Moradoras se assustam com o valor anunciado

BRUNO BOGHOSSIAN , ESTADÃO.COM.BR, ENVIADO ESPECIAL , BELO HORIZONTE, O Estado de S.Paulo

09 de dezembro de 2011 | 03h08

O apartamento da costureira Maria da Ajuda mede "mais ou menos 36 metros quadrados", tem dois quartos pequenos, foi entregue sem revestimento no piso da sala e sua construção custou R$ 200 mil à Prefeitura de Belo Horizonte, segundo o Ministério Público. Quando ouve a cifra, a moradora do Aglomerado da Serra, favela do centro-sul da cidade, até duvida. "Não pode ser tudo isso. Se fosse de R$ 200 mil teriam colocado uma pia boa na cozinha e um piso bonito. Como não tinha nada disso, eu mesma tive que botar."

A casa em que Maria da Ajuda vivia até 2007 teria de dar lugar à Avenida do Cardoso, que corta a favela e faz parte do projeto Vila Viva. A prefeitura lhe deu duas opções: R$ 27 mil ou apartamento novo. Preferiu o apartamento.

Os edifícios coloridos que hoje abrigam parte das famílias desapropriadas têm oito apartamentos, dois em cada um dos quatro andares. Foram construídos em alvenaria estrutural e são cercados por grades que, com dois anos de vida, já começam a enferrujar. Na entrega, em dezembro de 2008, lá estavam o presidente Luiz Inácio Lula da Silva, o prefeito Fernando Pimentel e o governador Aécio Neves.
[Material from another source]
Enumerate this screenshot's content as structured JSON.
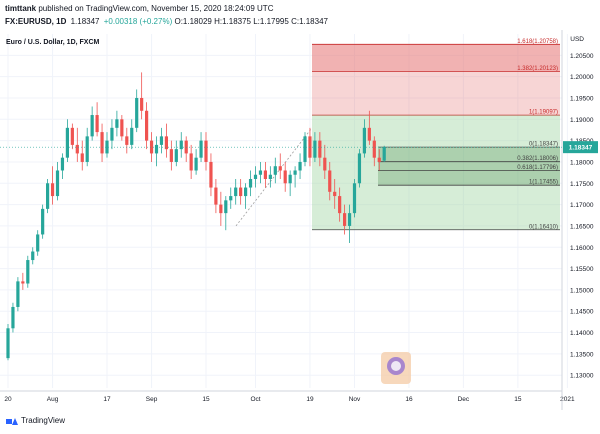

Engenheiros consultados pelo Estado disseram que edifícios de moradia popular costumam custar de R$ 1.200 a R$ 1.400 o metro quadrado. Com as áreas comuns, vão a R$ 70 mil.

Maria da Ajuda não reclama do apartamento mas pretende vendê-lo assim que receber o título de propriedade. "Dizem que vale uns R$ 80 mil. Conheço quem vendeu por R$ 40 mil, sem o título. Não vale R$ 200 mil de jeito nenhum!"

A aposentada Ceci Fernandes Moreira, de 67 anos, também rebate sem pestanejar o valor anunciado: "Tem gente querendo vender por R$ 60 mil e não consegue".

Na sua conta, seu apartamento "deve valer uns R$ 45 mil. Fica no começo do morro e é mais valorizado". Ela também recusou a indenização e preferiu o apartamento. Não se arrepende: "Minha casa era melhor, mas aqui ficou tudo bem. Eu sou viúva e sem filhos. Tá ótimo, né?".